Tuesday, 8 January 2013

Joint Oireachtas Committee on Health and Children

Implementation of Government Decision Following Expert Group Report into Matters Relating to A, B and C v. Ireland

12:05 pm

Dr. Mary McCaffrey:

I am merely saying we do not have the gynaecology wards to put these women in. A pregnant woman, who is already fragile because of her condition, would be put into a ward with pregnant women who are having babies and we did not feel that this was appropriate in a number of units.

We then looked at obstetric emergencies. The consensus of the group was that this is something we carry out on a day-to-day basis in our practice. We are talking about women with severe infections, severe sepsis, severe haemorrhage, a condition called fulminant pre-eclampsia, or HELLP syndrome. We manage these on a regular basis as obstetricians in smaller maternity units, and we decide on some occasions that we will transfer them to bigger hospitals. In many circumstances it is inappropriate for a pregnant woman to be sent 70 or 80 miles in an ambulance and in those circumstances, we ourselves stabilise and manage the women. This is regular practice, and we felt this practice should continue. We felt that most people, as best practice, consult with other colleagues in managing complex cases and that such practice would continue. We were not really convinced that a formalised signatory process was necessarily appropriate.

Another issue is that of babies who may be born on the cusp of viability. This issue of what is extreme immaturity has come up already today; one is looking at babies who are born at 23 or 24 weeks, and a woman's dates might be wrong. Such women would be better served in a maternity unit of larger size. If it was unsafe to transfer a woman, we would utilise the services of the neonatal transport team, which already exists and serves rural areas very effectively.

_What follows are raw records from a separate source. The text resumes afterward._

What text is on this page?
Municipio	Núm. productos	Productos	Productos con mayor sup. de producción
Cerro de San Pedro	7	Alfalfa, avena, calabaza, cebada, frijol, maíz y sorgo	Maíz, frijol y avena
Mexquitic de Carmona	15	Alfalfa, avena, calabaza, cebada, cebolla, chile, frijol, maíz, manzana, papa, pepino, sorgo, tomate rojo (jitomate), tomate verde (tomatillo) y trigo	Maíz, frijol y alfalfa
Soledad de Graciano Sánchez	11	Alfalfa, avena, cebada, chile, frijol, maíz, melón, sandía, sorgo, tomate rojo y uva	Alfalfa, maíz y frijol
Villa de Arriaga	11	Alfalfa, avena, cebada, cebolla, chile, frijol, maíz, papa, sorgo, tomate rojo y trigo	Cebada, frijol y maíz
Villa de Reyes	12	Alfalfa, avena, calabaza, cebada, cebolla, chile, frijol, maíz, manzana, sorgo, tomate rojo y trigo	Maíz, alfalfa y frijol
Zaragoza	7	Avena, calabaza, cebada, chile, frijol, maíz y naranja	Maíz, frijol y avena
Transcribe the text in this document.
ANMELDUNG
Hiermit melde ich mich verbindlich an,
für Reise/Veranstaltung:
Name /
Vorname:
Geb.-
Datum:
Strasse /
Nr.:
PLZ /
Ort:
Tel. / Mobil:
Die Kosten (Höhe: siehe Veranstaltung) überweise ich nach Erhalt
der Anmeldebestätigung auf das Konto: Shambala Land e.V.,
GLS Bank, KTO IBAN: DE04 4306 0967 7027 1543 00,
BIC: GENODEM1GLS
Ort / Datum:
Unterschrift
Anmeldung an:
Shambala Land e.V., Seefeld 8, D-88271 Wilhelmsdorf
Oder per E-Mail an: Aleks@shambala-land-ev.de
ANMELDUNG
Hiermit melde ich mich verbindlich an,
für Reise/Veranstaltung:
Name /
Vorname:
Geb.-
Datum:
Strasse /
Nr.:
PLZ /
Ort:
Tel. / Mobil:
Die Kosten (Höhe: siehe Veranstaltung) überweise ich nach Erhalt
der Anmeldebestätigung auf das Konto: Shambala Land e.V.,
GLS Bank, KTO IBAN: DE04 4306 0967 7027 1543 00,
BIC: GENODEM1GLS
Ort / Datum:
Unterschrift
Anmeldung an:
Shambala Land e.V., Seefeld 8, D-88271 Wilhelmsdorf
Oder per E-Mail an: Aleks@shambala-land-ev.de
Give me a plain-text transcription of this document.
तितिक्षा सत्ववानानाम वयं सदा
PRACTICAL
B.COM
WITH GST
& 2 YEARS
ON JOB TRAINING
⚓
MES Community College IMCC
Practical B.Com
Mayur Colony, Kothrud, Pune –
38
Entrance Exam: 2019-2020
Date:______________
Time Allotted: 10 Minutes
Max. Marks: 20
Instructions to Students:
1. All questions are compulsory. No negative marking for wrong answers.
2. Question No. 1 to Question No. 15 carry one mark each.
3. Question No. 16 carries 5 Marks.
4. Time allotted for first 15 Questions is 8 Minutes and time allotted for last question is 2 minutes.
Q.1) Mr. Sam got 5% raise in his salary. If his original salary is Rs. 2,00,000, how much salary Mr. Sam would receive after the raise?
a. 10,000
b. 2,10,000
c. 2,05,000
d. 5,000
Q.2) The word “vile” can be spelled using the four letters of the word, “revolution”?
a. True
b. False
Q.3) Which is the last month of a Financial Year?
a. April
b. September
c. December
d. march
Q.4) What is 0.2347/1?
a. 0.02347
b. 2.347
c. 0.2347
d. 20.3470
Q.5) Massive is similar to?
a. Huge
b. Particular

Lastly, I want to deal with the issue of conscientious objection. One of my colleagues is aware of a situation in the United Kingdom in which nine out of ten anaesthetists - the people who put patients to sleep - would not anaesthetise for terminations of pregnancy. The conscientious objection clause is very important in the hearts of many people here, and the current Medical Council guidelines facilitate that.

There was concern about one sentence in paragraph 6.9 of the expert report, which states: "Most jurisdictions accept that an individual's right to conscientious objection is not absolute and ... has limitations." All of my peers accept that they will always do what is best for a patient in an emergency situation, but people have the right to conscientious objection and that must be respected. I have worked in the United Kingdom. Everyone I have spoken to has worked in other jurisdictions where termination of pregnancy is performed and everyone's right to conscientious objection has been respected elsewhere. It is important to us that this will also be the case under future legislation here in Ireland and that nobody is discriminated against in his or her job or future job prospects. I thank the committee for taking time to listen.